Tuesday, September 25, 2007

Manufacturing Predators - One Teacher at a Time

The real crime in Guilford is the conspiracy to destroy an English teacher's life.
The real crime in Guilford is making kids feel dirty for reading.
The real crime in Guilford is making kids hate reading near their parents.
The real crime in Guilford is that a teacher was intimidated into resigning.
The real crime in Guilford is that the person who has lost his life, reputation and good-fortune is still being hunted by predators.

Mom let the cat out of the bag... a comment posted by annoyedparent at THEBEAT says,
I can related to the way you must have felt to think that you 13 yro daughter’s teacher is some kind of predator, you must have been scared. Felt the need to protect you kids, I get it. I know that I am often very protective of my own middle school age daughter, but you crossed the line.

I don’t know for sure but from what I can tell in the news and this thread, I don’t think this teacher was a threat to your girl and you going to the police was over the line. You made what is already a difficult job, teaching, just too much for someone… and they threw in the towel.

Shame on you.

How hard would it have been to at least talk to the guy?

And I feel bad for your girl, at a new school, everyone hates her because her parents flew off the handle and got a popular teacher fired, oh and I forgot to mention that she is 13 …er 14 Isn’t that an age where she would be looking for approval from her peers?
Yeah. This isn't about a graphic novel folks, this is about a parent who was rebuffed by school officials and conveniently escalated that rejection into a concern that this teacher might be a "predator" because she had no proof that he wasn't.

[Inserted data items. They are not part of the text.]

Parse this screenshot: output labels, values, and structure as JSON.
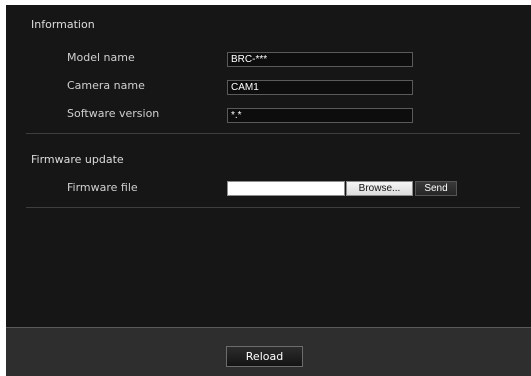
{
  "information": {
    "title": "Information",
    "rows": [
      {
        "label": "Model name",
        "value": "BRC-***"
      },
      {
        "label": "Camera name",
        "value": "CAM1"
      },
      {
        "label": "Software version",
        "value": "*.*"
      }
    ]
  },
  "firmware": {
    "title": "Firmware update",
    "file_label": "Firmware file",
    "file_value": "",
    "browse_label": "Browse...",
    "send_label": "Send"
  },
  "footer": {
    "reload_label": "Reload"
  }
}
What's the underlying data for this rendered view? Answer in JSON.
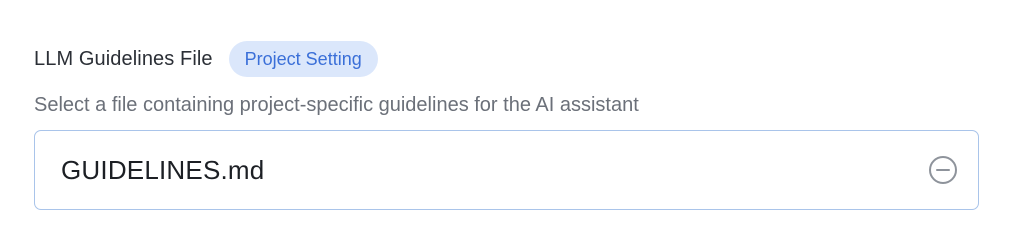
{
  "setting": {
    "label": "LLM Guidelines File",
    "badge": "Project Setting",
    "description": "Select a file containing project-specific guidelines for the AI assistant",
    "value": "GUIDELINES.md",
    "clear_icon": "minus-circle-icon"
  },
  "colors": {
    "badge_bg": "#dbe7fb",
    "badge_text": "#3a6fd8",
    "input_border": "#a9c4ea"
  }
}
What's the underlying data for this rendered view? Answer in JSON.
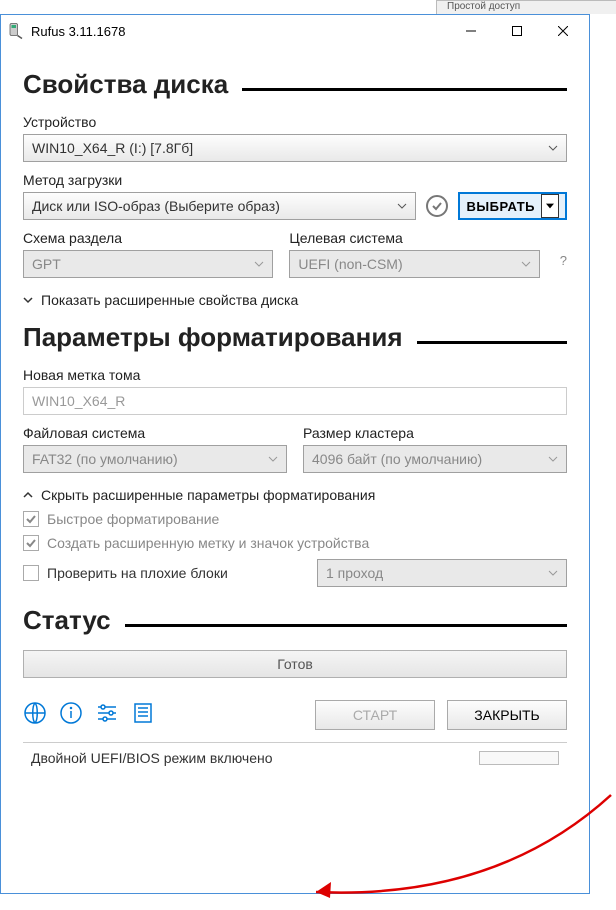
{
  "fragment_top": "Простой доступ",
  "title": "Rufus 3.11.1678",
  "sections": {
    "drive": "Свойства диска",
    "format": "Параметры форматирования",
    "status": "Статус"
  },
  "labels": {
    "device": "Устройство",
    "boot": "Метод загрузки",
    "scheme": "Схема раздела",
    "target": "Целевая система",
    "volume": "Новая метка тома",
    "fs": "Файловая система",
    "cluster": "Размер кластера"
  },
  "values": {
    "device": "WIN10_X64_R (I:) [7.8Гб]",
    "boot": "Диск или ISO-образ (Выберите образ)",
    "select_btn": "ВЫБРАТЬ",
    "scheme": "GPT",
    "target": "UEFI (non-CSM)",
    "help": "?",
    "show_adv_drive": "Показать расширенные свойства диска",
    "volume": "WIN10_X64_R",
    "fs": "FAT32 (по умолчанию)",
    "cluster": "4096 байт (по умолчанию)",
    "hide_adv_fmt": "Скрыть расширенные параметры форматирования",
    "quick": "Быстрое форматирование",
    "extlabel": "Создать расширенную метку и значок устройства",
    "badblocks": "Проверить на плохие блоки",
    "passes": "1 проход",
    "ready": "Готов",
    "start": "СТАРТ",
    "close": "ЗАКРЫТЬ",
    "statusline": "Двойной UEFI/BIOS режим включено"
  },
  "colors": {
    "accent": "#0078d7"
  }
}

In my book, a false accusation that can destroy a person is a hate crime as pernicious and nefarious as the parade of ethnic, racial, and religious bigotries already recognized. This case is no different and needs to be investigated by the Feds.

Public schools are endowed by the citizens of this country with a sacred trust that they will act in the best interests of children entrusted to them. Implicit in that trust relationship is the understanding that the act of learning is an everyday exercise in heroicism by both teacher and student. Learning takes both people into unknown territories No one is perfect and no one is expected to be. And learning is sometimes a cold, unexpected awakening into adulthood.

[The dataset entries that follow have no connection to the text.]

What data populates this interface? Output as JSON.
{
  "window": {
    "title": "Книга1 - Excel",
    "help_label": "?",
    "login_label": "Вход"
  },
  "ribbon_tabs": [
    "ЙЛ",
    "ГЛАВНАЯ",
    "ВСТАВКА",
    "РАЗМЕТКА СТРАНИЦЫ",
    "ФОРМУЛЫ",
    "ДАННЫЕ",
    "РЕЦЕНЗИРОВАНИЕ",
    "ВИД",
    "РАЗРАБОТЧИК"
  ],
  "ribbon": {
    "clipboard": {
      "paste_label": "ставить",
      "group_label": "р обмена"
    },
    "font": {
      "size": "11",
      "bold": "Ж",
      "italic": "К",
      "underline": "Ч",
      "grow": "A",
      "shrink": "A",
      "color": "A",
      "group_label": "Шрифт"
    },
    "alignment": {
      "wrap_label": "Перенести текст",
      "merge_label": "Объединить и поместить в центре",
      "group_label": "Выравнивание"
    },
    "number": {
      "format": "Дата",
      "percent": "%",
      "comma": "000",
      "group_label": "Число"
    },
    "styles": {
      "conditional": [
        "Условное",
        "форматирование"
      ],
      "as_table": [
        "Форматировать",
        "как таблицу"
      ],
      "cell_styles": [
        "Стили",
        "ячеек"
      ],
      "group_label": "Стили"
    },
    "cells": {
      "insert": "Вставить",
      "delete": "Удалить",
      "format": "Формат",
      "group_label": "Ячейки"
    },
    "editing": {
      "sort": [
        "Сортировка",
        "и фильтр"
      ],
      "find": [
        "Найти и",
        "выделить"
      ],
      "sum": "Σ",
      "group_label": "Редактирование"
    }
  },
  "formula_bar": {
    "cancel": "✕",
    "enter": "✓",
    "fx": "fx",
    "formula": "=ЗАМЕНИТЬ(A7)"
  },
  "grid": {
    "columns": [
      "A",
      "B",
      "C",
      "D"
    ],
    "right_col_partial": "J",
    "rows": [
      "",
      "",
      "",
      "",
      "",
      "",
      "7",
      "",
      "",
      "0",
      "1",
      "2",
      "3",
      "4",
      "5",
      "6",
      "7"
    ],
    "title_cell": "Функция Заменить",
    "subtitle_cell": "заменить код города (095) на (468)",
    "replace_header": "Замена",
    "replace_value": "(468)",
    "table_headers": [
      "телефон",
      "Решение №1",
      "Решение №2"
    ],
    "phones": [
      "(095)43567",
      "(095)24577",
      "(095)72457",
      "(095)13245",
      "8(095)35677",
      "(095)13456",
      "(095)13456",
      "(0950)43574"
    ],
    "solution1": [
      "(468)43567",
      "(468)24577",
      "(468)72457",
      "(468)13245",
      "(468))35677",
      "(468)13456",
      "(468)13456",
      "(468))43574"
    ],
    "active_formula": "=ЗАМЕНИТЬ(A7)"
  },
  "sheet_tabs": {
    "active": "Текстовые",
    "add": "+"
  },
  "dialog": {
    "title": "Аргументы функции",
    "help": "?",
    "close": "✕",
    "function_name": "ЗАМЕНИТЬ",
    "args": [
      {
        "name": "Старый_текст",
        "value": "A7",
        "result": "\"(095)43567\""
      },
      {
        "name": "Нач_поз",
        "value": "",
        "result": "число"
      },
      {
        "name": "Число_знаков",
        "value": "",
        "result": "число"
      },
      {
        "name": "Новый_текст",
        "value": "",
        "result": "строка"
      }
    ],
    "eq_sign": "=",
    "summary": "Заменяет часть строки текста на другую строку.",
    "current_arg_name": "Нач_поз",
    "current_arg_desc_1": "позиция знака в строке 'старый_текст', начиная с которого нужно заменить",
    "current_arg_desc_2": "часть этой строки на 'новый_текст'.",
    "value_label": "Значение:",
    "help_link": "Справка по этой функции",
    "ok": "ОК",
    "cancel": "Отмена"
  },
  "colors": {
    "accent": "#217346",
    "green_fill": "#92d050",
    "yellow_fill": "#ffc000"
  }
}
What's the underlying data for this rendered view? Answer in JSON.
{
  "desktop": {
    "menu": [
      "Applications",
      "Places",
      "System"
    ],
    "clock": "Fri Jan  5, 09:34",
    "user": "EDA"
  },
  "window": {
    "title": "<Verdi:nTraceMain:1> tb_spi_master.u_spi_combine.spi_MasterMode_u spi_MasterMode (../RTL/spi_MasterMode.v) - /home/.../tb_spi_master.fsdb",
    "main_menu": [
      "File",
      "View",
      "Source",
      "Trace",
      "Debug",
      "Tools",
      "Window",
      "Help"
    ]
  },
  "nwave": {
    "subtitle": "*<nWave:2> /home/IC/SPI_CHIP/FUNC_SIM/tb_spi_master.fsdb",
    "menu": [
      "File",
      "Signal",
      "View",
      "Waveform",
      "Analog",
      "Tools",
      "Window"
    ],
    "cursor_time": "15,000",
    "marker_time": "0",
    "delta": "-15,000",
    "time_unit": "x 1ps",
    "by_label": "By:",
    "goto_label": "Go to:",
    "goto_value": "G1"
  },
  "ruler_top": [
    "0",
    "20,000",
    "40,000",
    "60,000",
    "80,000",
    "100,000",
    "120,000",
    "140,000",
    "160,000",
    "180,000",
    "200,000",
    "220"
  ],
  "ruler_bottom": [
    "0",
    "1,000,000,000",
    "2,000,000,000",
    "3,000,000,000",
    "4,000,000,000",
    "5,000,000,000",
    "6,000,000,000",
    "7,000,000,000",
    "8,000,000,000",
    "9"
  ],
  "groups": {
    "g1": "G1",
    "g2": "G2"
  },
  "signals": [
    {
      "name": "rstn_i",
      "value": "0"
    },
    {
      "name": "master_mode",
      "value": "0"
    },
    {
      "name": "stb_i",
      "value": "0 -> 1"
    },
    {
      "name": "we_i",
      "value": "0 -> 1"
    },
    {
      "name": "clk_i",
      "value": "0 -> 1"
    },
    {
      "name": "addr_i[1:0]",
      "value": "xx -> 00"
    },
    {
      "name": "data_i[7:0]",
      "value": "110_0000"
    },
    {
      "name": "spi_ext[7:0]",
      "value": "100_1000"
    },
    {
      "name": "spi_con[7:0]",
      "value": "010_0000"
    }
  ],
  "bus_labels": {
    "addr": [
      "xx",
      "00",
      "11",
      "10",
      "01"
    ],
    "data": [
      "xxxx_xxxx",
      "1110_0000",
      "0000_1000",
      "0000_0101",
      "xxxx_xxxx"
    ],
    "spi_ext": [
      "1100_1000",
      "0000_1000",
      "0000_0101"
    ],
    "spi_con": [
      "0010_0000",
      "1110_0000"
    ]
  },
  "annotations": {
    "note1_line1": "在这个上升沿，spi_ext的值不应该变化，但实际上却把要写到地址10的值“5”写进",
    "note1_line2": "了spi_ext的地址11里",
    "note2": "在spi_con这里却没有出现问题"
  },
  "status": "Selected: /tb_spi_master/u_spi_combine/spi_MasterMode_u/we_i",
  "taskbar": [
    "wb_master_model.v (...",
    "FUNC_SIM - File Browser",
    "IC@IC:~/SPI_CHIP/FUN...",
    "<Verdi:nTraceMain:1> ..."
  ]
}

All public schools must imprint the idea in students that students have a right to say, no. No to things that upset them. No to things beyond their maturity level. But they have an obligation to try and they have an obligation to keep up to the best of their ability.

And parents can respectfully say no as well.

But just because you say no does not make the material or the idea or the conversation obscene, criminal, or untoward per se.

From the Ten Commandments;
16 You shall not bear false witness against your neighbour.


From the Police Code of Ethics;
I will never act officiously or permit personal feelings, prejudices, animosities, or friendships to influence my decisions. With no compromise for crime and with relentless prosecution of criminals, I will enforce the law courteously and appropriately without fear or favor, malice or ill-will, never employing unnecessary force or violence, and never accepting gratuities.
If the police in Guilford due to stealthy or well-known manipulation of police resources have helped stage a scenario that this teacher is somehow under suspicion of being a sexual predator based solely on hysterical imaginings then they need to be held accountable. Pursuing criminals is one thing. Manufacturing criminal intent from systematic manipulation of the process is another.